“Never doubt that a few people can change the world” – or even get men to talk about their health!
A couple of Australian lads looking to make the mustache (or “Mo” in their slang) fashionable again, persuaded a few friends to join them in not shaving for a cause: men’s health. Specifically prostate cancer, which affects millions of men but gets little publicity. From 30 Mos in 2003, the movement has gone worldwide as “No Shave November” and now raises millions of dollars for prostate cancer research.
Along the way millions of mustaches have been grown.
It’s personal. One out of every six or seven men will get prostate cancer. It is the second-most-diagnosed cancer in men and a leading cause of death. It is as much an epidemic in men as breast cancer is for women. It strikes African Americans harder than white men.
But it is mostly in the shadows.
Men don’t talk about their health the way women do. Especially if it involves sexuality. Except in November, when growing a mustache is a conversation starter.
Auto Logic is hosting a cookout lunch – Brats and keg (root) beer – to kick off this MOvember on Wednesday, Nov. 2, from noon to 1:30 p.m. at the shop, 200 W. Main St. in Carrboro. No charge. Donations to the MOvember Foundation are welcome. Join your neighbors, learn about screening, help us “change the face of men’s health.” And enjoy a picnic lunch! Y’all come! And bring a friend.
Diagnosis and screening
I was diagnosed with prostate cancer in 2011. At the time I knew almost nothing about my prostate and what it does. Now that it is gone – my “four alarm fire” cancer leading to surgery, radiation and hormone treatment, I understand the role it played and the importance of staying close to your urologist.

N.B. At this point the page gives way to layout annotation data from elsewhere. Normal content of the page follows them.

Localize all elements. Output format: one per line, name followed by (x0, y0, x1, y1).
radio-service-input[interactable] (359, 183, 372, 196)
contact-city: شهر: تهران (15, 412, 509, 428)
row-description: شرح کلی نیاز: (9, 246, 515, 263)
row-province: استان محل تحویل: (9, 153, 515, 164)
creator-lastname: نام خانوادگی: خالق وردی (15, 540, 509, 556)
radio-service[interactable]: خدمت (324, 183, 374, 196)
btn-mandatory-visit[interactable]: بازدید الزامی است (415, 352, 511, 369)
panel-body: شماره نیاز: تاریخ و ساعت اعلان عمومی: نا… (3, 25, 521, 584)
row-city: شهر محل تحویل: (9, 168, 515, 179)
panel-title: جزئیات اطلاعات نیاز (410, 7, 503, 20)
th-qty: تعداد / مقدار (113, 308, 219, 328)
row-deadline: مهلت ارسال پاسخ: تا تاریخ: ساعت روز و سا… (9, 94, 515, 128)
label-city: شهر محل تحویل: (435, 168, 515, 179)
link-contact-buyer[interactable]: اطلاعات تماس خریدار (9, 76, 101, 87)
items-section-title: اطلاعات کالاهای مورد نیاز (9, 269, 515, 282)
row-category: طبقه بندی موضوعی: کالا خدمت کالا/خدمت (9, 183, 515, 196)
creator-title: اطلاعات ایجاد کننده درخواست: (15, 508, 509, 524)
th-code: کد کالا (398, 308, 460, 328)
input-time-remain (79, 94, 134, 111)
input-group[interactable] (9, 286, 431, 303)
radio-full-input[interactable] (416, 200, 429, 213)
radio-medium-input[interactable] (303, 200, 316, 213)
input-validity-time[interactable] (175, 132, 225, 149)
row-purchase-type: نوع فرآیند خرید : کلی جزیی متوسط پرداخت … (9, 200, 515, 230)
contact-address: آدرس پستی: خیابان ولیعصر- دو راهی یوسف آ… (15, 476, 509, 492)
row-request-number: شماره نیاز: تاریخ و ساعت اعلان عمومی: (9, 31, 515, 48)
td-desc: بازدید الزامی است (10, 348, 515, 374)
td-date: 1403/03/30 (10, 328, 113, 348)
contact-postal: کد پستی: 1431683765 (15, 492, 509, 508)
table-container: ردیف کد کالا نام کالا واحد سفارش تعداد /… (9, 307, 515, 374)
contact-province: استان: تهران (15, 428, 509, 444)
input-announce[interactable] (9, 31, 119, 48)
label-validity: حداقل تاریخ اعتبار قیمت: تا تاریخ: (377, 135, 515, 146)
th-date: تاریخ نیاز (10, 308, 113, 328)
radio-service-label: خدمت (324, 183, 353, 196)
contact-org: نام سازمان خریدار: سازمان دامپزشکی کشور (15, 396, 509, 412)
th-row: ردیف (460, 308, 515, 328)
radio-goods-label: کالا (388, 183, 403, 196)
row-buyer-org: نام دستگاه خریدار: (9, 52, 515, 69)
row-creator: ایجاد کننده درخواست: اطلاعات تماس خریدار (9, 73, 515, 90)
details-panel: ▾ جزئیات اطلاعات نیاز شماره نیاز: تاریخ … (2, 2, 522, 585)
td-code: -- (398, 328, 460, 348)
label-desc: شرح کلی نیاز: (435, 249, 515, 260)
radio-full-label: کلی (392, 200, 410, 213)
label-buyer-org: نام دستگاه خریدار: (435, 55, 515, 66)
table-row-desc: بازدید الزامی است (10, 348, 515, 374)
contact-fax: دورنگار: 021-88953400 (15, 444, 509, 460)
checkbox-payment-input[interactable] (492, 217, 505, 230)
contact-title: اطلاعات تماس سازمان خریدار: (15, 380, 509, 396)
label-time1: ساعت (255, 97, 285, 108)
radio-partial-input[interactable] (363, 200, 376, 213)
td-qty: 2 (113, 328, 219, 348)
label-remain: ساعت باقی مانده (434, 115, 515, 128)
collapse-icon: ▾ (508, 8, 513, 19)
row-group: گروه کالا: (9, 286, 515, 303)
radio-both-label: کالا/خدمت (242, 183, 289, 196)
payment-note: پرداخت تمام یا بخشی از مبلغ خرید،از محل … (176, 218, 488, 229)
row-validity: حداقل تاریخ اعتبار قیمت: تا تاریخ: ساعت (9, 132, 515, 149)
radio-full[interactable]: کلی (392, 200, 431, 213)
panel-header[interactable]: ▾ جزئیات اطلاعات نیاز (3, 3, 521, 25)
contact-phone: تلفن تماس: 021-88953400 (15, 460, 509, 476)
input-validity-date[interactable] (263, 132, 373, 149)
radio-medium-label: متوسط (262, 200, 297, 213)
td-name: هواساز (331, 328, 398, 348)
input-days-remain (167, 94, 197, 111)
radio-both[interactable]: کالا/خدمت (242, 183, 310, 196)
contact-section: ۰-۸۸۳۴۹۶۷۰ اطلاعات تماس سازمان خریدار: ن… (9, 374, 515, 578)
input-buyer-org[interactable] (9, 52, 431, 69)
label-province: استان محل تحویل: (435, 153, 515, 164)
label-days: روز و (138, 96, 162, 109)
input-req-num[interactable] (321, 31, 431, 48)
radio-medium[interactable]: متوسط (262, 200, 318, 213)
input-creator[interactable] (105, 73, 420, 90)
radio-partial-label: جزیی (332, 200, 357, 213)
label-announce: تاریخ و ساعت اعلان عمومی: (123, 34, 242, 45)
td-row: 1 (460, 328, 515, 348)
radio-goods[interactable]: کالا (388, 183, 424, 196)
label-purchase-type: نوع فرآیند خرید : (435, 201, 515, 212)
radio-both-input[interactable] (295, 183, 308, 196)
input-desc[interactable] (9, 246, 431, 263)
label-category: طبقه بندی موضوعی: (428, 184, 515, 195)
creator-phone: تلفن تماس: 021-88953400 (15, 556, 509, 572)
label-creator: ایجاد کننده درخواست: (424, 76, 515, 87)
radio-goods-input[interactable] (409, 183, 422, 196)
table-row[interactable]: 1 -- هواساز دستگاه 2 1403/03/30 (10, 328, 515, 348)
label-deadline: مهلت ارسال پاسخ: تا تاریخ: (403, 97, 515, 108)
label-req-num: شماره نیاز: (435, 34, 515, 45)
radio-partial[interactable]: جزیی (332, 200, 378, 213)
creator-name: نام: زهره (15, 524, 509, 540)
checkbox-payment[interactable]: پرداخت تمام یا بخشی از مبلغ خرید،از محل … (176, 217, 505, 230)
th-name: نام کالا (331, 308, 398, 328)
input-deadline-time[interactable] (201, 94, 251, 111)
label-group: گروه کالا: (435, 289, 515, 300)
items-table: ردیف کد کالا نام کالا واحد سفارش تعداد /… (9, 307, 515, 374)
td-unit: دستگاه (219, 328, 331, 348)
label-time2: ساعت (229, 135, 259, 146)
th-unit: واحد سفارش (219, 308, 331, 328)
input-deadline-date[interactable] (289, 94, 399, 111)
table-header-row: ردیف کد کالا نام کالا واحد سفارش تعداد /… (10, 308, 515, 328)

Screening is key. The PSA (prostate specific antigen) blood test is not definitive, but changes in its level can indicate something may be wrong. Digital exams and, sometimes, periodic biopsies may be needed.
Prostate cancer comes in different forms. Some is so mild that it can stay inactive for years, even decades, without causing problems. But, it can also be aggressive and deadly if not treated. Ignoring it is a mistake. And men can learn a lot from each other’s experience.
Prostate cancer affects men and their partners. Many women support MOvember by joining in events and wearing mustaches. And getting their loved ones screened.
We are fortunate in this area to have major research and treatment centers for prostate cancer at Duke and UNC. We have doctors who are directly involved in the latest research and treatment. The MOvember Foundation supports research with the money it raises.
While MOvember focuses on prostate cancer, it also educates on testicular cancer and depression. Not surprisingly, these conditions are not unrelated.
Since my diagnosis I’ve talked with countless men about screening, diagnosis and treatment. Men, don’t be shy, your life and life style are on the line.
On Nov. 1, I’ll shave my moustache and beard for only the second time in 45 years – the first time was last No Shave November. And then let it grow back for next year.
You can check it out, and donate at us.MOvember.com. Go to “donate,” select “Auto Logic” as your team, and enter “Brats” to get to the event. All donations will go to the MOvember Foundation; Auto Logic picks up the cost of the lunch. Cool T-shirts wil be available, again with all proceeds going to research.
Allen Spalt, Carrboro resident, is a prostate cancer survivor and advocate for men to talk to men about their health. He is grateful he lives in this health-care-rich area.
The lunchtime cookout to benefit prostate cancer research and men’s health will be held from 12-1:30 p.m. today, Nov. 2, at Auto Logic, 200 W. Main St., Carrboro. Donations accepted.